Australia to target economic ties with Asia

Pacific nation’s plan aims to maximise links with China and other Asian economies while balancing US defence ties.

An ambitious plan aimed at maximising links with booming China and other Asian economies will power Australia into the world’s top 10 wealthiest nations by 2025, the government has said.

By engaging in more business with China and India in particular, Australia aims to lift Asia’s impact into its economy to one third by 2025, from 25 per cent now.

“Whatever else this century brings, it will bring Asia’s return to global leadership, Asia’s rise.

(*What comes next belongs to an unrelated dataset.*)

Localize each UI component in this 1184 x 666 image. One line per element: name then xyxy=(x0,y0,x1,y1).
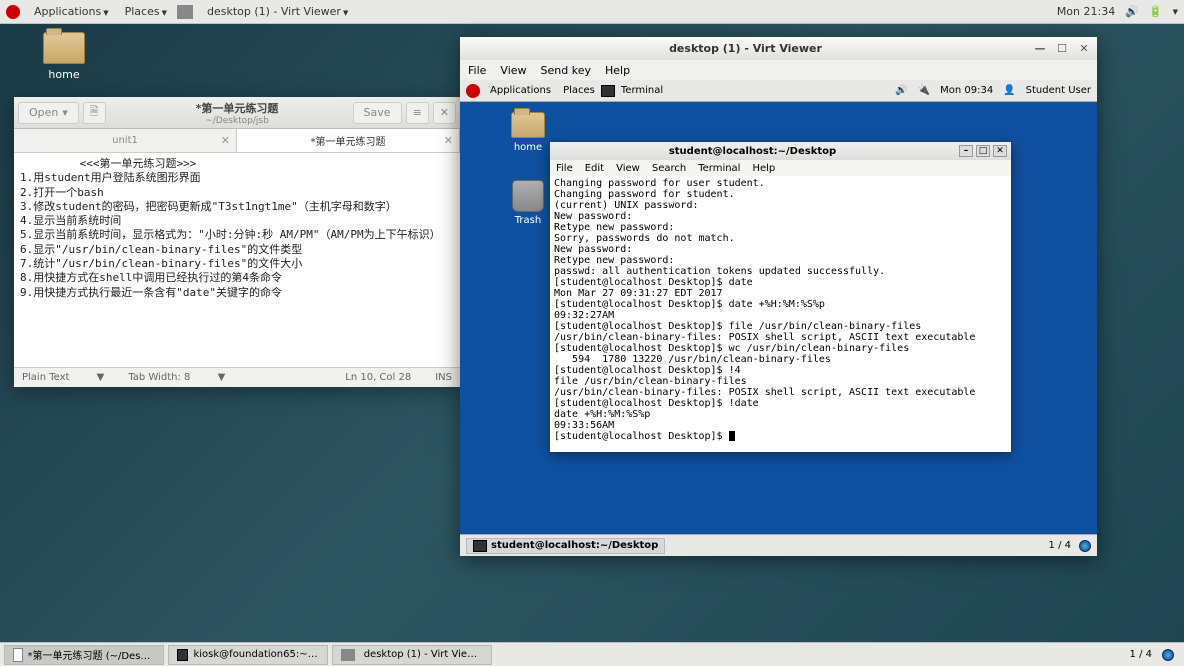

This is not only unstoppable, it is gathering pace,” Prime Minister Julia Gillard said on Sunday.

The sweeping policy blueprint, titled “Australia in the Asian Century”, sets a series of goals for the next 13 years to seize upon Asia’s rapid ascent as a global economic powerhouse.

The plan has few specific policy announcements, but targets Asian tourism and greater expected demand for food and education to match Asia’s appetite for mineral resources that has fuelled a long mining boom in Australia.

It also targets more Asian investment into Australia and lower trade barriers, although does not recommend changing Australia’s foreign investment rules, which include intense scrutiny of planned investments from overseas state-owned firms.

Gillard said Australians had long seen Asia as a threat “racially, militarily and economically” but the region had changed dramatically in the past 30 years, demanding “new changes of us today”.

“It is not enough to rely on luck – our future will be determined by the choices we make and how we engage with the region we live in,” the prime minister said.

Security balance

By 2025, Gillard said Australia’s GDP per person – a measure of personal wealth – would jump into the world’s top 10, joining the likes of Qatar, Singapore, Hong Kong, Brunei, the United Arab Emirates and the US.

It is currently ranked 13th according to the International Monetary Fund, which calculates the gauge by dividing goods and services produced by a country by its population and adjusting for the relative cost of living and inflation.

Australia dodged recession during the financial crisis due to its links to Asia but the mining-powered economy slashed its growth and surplus forecasts last week as China’s slowdown hits commodity prices.

Gillard said her vision was for Australia to “stand strongly as a mature and confident power” in the region, supporting greater participation by China and other Asian powers in decision-making while remaining a key US ally.

“We accept China’s military growth is a natural, legitimate outcome of its growing economy and broadening interests,” the policy document said.

Australia will have to balance its defence and security ties to the US with supporting China’s military growth and stronger role in the region, the document said, adding that any policy aimed at containing China would not work.

“We are supporting the stabilising presence of the United States, a strong defence force, building habits of trust and co-operation in our region and a rules-based regional order,” the prime minister said.

‘Priority’ languages

Gillard said China, India, Indonesia, Japan, South Korea and the US would be Australia’s key partners, and the rise of Asia’s middle classes would bring opportunities in industries from health and care for the aged to food and travel.

Education and business were key areas for goal-setting – by 2025 Gillard said Australia’s school system would be in the top five and it would have 10 of the world’s 100 best universities.

Studies of Asia would be a core part of the national curriculum and Mandarin, Hindi, Indonesian and Japanese were to be “priority” languages.

Treasurer Wayne Swan said the Asian region would soon be the world’s largest production and consumption zone and was set to overtake the economic output of Europe and North America combined by the end of this decade.

Average personal wealth in Asia was set to double by 2025 and even the most conservative projections predict four of the world’s 10 largest economies will be in Asia by then, Swan said.